This think tank will be officially launched on May 6 in Abidjan, the economic capital of Cote d’Ivoire.
By Ibrahima Dione
The rate of debt of African states is often controversial.
It has a way of trascending the economic world.
A new Round-Table on African Debts (A new ROAD) was born to take part in the debate with an ambitious objective: “to impose a new look on the continent, its economies and their central role on the international scale.”
The 24 members of this think tank, who want to deconstruct preconceived ideas, have made “a commitment to conduct a collective and participatory reflection in line with the work currently being carried out on the sustainability of African debts and, more generally, the financing of these economies.”
In the future, ROAD hopes that “the prism of analysis of the issue of African public debt will evolve” because “Africa is not over-indebted.”
On the contrary, it is “under-financed and poorly financed.”
To reverse the trend, this think-tank intends to mobilise so that “the commercial conditions of financing applied to African states are consistent with those practised (with equivalent economic and risk profiles) in other regions of the world.”

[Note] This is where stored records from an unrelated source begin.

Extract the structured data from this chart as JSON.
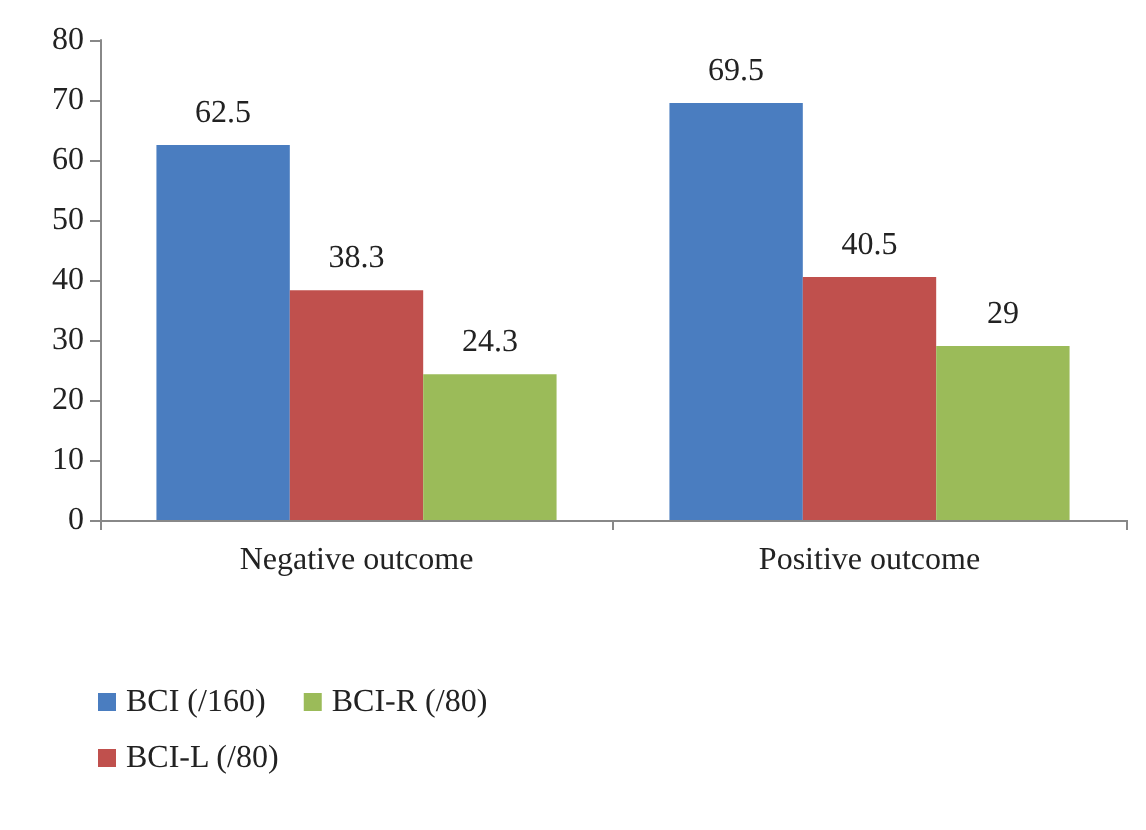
{
  "chart_data": {
    "type": "bar",
    "categories": [
      "Negative outcome",
      "Positive outcome"
    ],
    "series": [
      {
        "name": "BCI (/160)",
        "color": "#4a7dc0",
        "values": [
          62.5,
          69.5
        ]
      },
      {
        "name": "BCI-L (/80)",
        "color": "#c0504d",
        "values": [
          38.3,
          40.5
        ]
      },
      {
        "name": "BCI-R (/80)",
        "color": "#9bbb59",
        "values": [
          24.3,
          29
        ]
      }
    ],
    "ylim": [
      0,
      80
    ],
    "yticks": [
      0,
      10,
      20,
      30,
      40,
      50,
      60,
      70,
      80
    ],
    "grid": false,
    "legend": "bottom left",
    "data_labels": true
  }
}
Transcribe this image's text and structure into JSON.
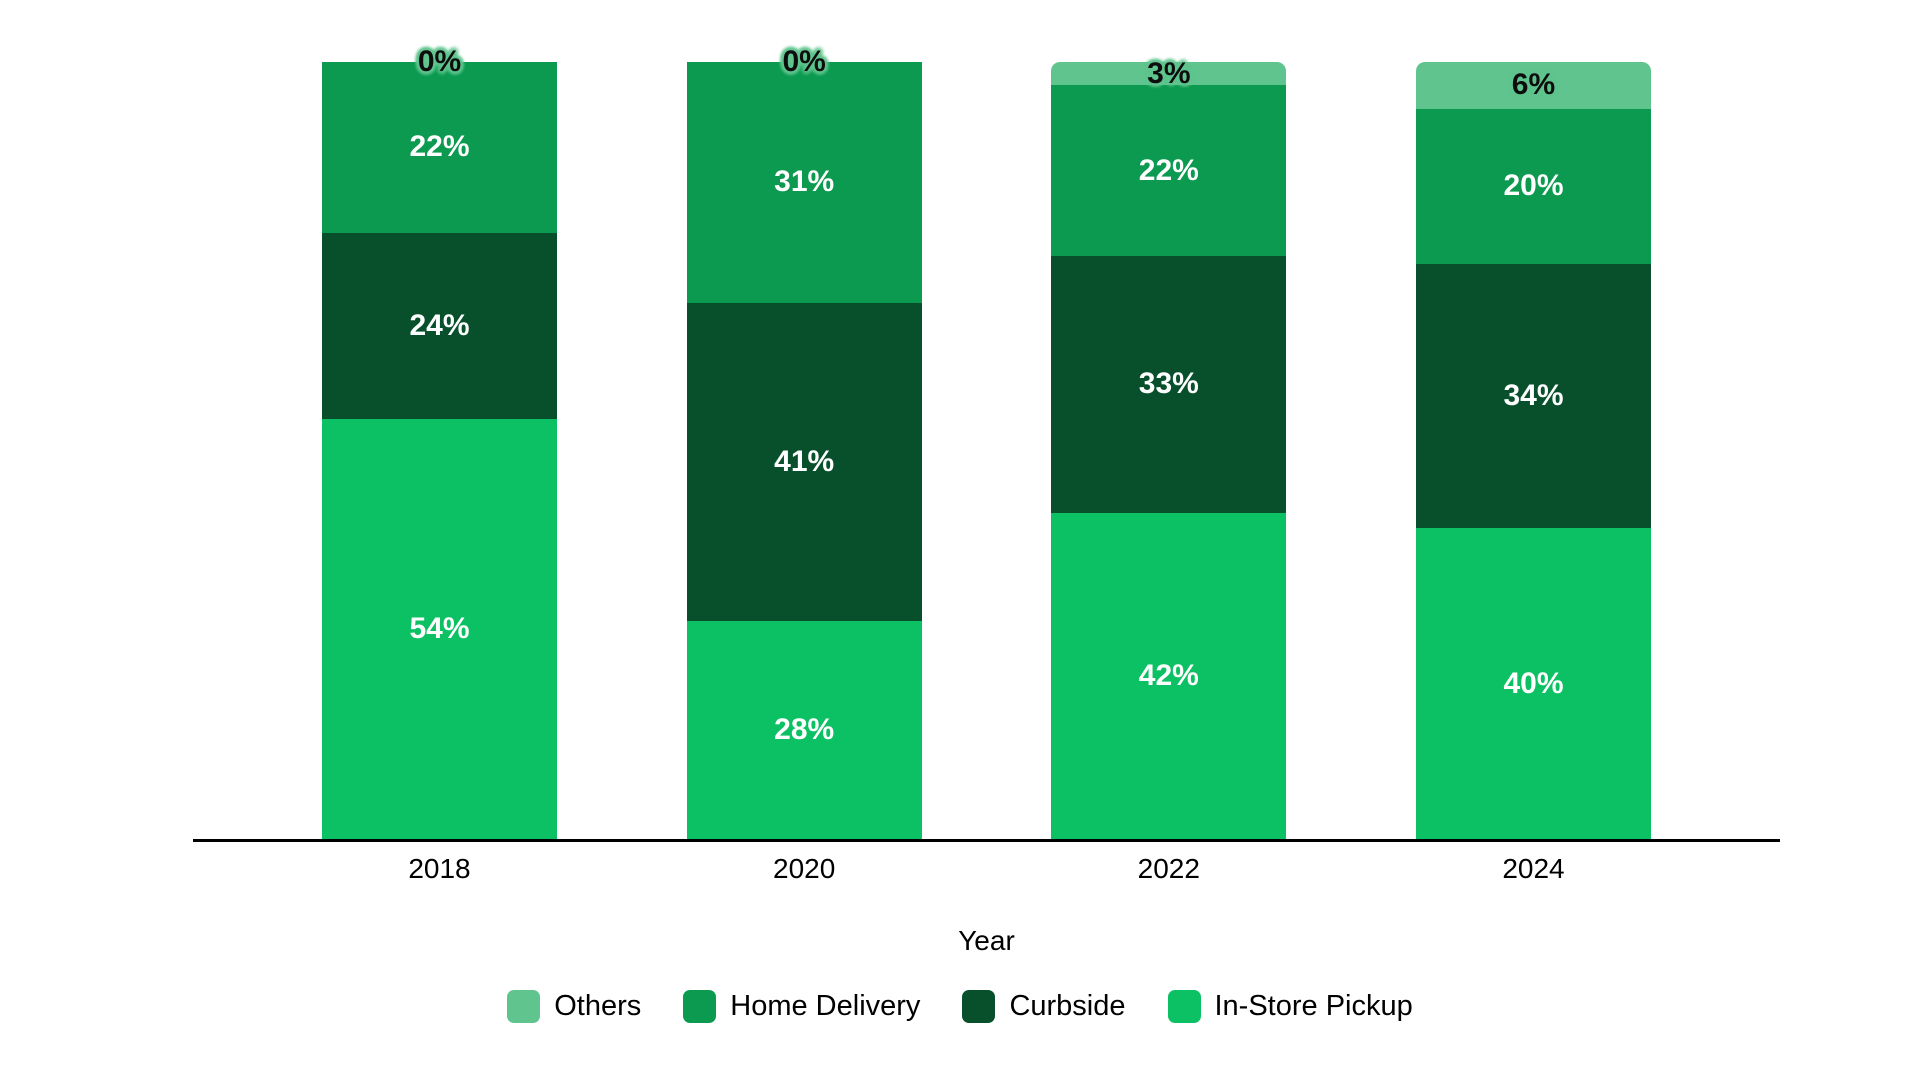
{
  "chart_data": {
    "type": "bar",
    "stacked": true,
    "orientation": "vertical",
    "categories": [
      "2018",
      "2020",
      "2022",
      "2024"
    ],
    "series": [
      {
        "name": "Others",
        "color": "#60C48E",
        "values": [
          0,
          0,
          3,
          6
        ],
        "label_style": "dark"
      },
      {
        "name": "Home Delivery",
        "color": "#0B9A4F",
        "values": [
          22,
          31,
          22,
          20
        ],
        "label_style": "light"
      },
      {
        "name": "Curbside",
        "color": "#07502B",
        "values": [
          24,
          41,
          33,
          34
        ],
        "label_style": "light"
      },
      {
        "name": "In-Store Pickup",
        "color": "#0CC163",
        "values": [
          54,
          28,
          42,
          40
        ],
        "label_style": "light"
      }
    ],
    "title": "",
    "xlabel": "Year",
    "ylabel": "",
    "ylim": [
      0,
      100
    ],
    "value_suffix": "%",
    "grid": "off",
    "legend_position": "bottom",
    "axis_line_color": "#000000",
    "background_color": "#FFFFFF"
  }
}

ROAD brings together personalities such as Félix Edoh Kossi Amenounvé, Director General of the Regional Stock Exchange (BRVM), Najat Vallaud-Belkacem, former French Minister of National Education, Higher Education and Research, Omar Cissé, Chairman and CEO of InTouch, Kako Nubukpo, former Minister of Foresight and Public Policy Evaluation of Togo, Mario Pazzini, Director of the Development Centre of the Organisation for Economic Co-operation and Development (OECD) and Stanislas Zézé, Chairman and CEO of Bloomfield Investment Corporation.
Following the Abidjan roundtable, a summit on financing African economies is scheduled to take place on 18 May in Paris, France.